Il a détourné le regard. « Chiara est contrariée, Alana. Tu l'as insultée. Tu l'as blessée. Ses sentiments comptent. »

Mon souffle s'est coupé. Ses sentiments. Mon corps brisé. Ma maison détruite. Mon cœur en miettes. Ça ne comptait pas.

Elles m'ont traînée, Brittany et Tiffany, par une porte latérale. Le long d'un couloir long et faiblement éclairé. Mon bras me lançait toujours là où Chiara m'avait mordue. Mon corps était endolori par la lutte.

Elles m'ont jetée dans une petite pièce sans fenêtre. La porte a claqué derrière moi.

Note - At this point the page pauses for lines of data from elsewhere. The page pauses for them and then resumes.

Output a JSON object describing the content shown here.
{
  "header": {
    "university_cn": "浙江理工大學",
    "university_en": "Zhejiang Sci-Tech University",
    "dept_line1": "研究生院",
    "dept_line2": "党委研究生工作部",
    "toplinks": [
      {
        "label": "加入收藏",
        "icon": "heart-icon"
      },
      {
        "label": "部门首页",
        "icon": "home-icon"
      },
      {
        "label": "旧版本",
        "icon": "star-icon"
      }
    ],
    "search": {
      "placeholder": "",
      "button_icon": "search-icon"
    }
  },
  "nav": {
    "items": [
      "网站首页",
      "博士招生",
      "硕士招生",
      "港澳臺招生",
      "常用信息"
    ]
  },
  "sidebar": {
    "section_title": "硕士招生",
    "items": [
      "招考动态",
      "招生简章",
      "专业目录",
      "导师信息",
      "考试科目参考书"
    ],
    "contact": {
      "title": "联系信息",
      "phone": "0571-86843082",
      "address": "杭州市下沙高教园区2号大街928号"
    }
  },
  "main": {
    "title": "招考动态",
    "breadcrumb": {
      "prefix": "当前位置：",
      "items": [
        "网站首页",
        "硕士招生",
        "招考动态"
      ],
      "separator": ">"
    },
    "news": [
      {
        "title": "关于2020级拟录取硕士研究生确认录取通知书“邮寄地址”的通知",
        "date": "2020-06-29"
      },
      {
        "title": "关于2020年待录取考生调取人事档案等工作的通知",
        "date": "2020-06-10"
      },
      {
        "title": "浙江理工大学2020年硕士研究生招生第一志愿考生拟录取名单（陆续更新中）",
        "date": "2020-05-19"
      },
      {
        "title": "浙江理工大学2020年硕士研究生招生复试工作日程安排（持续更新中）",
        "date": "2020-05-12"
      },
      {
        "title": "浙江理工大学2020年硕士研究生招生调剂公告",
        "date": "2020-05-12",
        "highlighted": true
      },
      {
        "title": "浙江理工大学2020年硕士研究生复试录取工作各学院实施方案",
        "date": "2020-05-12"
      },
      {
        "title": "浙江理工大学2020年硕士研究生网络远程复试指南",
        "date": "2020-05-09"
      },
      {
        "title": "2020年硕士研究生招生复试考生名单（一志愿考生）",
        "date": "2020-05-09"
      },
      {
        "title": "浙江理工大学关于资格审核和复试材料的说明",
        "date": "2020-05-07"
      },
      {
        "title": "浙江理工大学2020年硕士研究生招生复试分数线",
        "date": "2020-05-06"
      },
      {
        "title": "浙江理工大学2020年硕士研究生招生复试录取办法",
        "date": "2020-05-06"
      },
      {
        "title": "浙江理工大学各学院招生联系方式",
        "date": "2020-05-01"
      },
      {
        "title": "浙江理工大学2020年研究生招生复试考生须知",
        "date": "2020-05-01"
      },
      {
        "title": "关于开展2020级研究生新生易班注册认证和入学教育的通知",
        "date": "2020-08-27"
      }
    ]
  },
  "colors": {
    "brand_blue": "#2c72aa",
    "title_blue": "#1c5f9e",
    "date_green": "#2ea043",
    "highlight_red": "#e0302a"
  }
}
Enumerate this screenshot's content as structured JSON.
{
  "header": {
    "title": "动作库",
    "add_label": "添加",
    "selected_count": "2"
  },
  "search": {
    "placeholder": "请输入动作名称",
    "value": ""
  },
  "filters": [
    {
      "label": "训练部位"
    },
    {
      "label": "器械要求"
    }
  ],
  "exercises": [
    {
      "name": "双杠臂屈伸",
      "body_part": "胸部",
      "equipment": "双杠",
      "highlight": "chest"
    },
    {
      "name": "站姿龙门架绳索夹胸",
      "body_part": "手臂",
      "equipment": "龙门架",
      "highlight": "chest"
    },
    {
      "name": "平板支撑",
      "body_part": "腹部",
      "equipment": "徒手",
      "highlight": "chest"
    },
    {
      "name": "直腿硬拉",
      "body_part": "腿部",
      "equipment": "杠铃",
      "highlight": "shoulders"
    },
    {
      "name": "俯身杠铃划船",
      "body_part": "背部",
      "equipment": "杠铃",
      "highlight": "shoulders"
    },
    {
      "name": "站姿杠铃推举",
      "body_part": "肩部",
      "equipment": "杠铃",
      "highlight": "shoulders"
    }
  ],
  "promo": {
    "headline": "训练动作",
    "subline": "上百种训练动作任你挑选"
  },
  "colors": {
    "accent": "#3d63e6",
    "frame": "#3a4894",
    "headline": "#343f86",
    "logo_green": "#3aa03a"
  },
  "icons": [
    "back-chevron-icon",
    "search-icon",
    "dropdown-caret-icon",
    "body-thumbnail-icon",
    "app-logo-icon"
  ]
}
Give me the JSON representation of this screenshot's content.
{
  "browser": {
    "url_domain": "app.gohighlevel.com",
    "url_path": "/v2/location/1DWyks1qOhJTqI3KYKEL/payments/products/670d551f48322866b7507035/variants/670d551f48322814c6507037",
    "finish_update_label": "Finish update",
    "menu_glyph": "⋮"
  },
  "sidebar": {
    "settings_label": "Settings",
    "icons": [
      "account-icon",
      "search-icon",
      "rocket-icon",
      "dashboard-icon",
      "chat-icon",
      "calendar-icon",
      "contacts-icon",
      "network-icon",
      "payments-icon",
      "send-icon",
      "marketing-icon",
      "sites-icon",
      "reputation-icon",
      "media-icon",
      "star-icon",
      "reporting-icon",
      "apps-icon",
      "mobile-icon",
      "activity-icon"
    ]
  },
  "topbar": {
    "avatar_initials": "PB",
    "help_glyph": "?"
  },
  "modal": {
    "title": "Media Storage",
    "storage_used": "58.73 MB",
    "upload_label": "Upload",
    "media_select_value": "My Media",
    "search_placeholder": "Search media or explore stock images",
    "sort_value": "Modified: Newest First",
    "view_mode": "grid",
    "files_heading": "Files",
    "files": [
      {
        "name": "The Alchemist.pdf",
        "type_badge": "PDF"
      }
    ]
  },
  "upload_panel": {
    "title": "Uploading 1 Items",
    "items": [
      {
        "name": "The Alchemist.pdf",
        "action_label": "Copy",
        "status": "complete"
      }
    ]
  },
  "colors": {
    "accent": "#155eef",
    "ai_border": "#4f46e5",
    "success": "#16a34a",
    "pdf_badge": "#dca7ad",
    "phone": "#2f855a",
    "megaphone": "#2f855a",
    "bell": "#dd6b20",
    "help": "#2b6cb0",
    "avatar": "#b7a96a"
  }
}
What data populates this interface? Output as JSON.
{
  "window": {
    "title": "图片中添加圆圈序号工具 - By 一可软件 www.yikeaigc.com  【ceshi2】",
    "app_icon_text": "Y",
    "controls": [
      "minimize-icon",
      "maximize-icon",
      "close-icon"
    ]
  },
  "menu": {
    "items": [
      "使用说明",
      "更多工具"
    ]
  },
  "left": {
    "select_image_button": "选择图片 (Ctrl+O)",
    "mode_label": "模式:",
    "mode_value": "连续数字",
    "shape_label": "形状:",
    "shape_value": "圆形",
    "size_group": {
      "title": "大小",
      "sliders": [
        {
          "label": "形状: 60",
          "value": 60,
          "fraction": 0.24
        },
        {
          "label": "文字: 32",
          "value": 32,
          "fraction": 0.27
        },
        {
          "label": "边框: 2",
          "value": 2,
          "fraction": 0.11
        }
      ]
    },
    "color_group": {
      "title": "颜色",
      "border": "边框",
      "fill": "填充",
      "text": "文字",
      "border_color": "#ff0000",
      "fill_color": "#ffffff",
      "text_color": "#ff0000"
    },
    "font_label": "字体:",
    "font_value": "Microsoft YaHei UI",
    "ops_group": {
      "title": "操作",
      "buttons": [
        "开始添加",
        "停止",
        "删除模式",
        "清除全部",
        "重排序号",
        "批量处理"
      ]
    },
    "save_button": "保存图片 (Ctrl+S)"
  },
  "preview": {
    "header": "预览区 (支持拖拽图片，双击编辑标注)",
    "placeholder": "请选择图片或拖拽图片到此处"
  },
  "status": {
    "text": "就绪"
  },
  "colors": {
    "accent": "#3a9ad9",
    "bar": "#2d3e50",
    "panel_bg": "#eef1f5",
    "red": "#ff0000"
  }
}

Puis, les coups ont commencé. Poings, pieds. Une avalanche de coups. Partout. Ma tête, mon ventre, mes côtes.

Je me suis recroquevillée en boule, essayant de me protéger. Mais il n'y avait aucune protection. Juste la douleur. Une douleur implacable et brutale.

Elles ne se sont pas arrêtées jusqu'à ce que Chiara, sa voix étouffée par la porte, crie : « Ça suffit. Elle a compris la leçon. »

Elles m'ont laissée là. Sur le sol froid et dur. Couverte de bleus. Brisée. En sang.

Seule.

La douleur était une chose vivante. Elle me consumait. Mon corps hurlait. Mais une nouvelle sensation, froide et claire, m'a envahie. La lucidité.

Il ne m'aimait pas. Il s'en fichait. Jamais. Les promesses étaient vides. La protection, une façade. J'étais un pion. Et maintenant, j'étais un pion brisé.

Mais un pion brisé peut encore bouger. Et un pion brisé, qui n'a plus rien à perdre, est le plus dangereux de tous.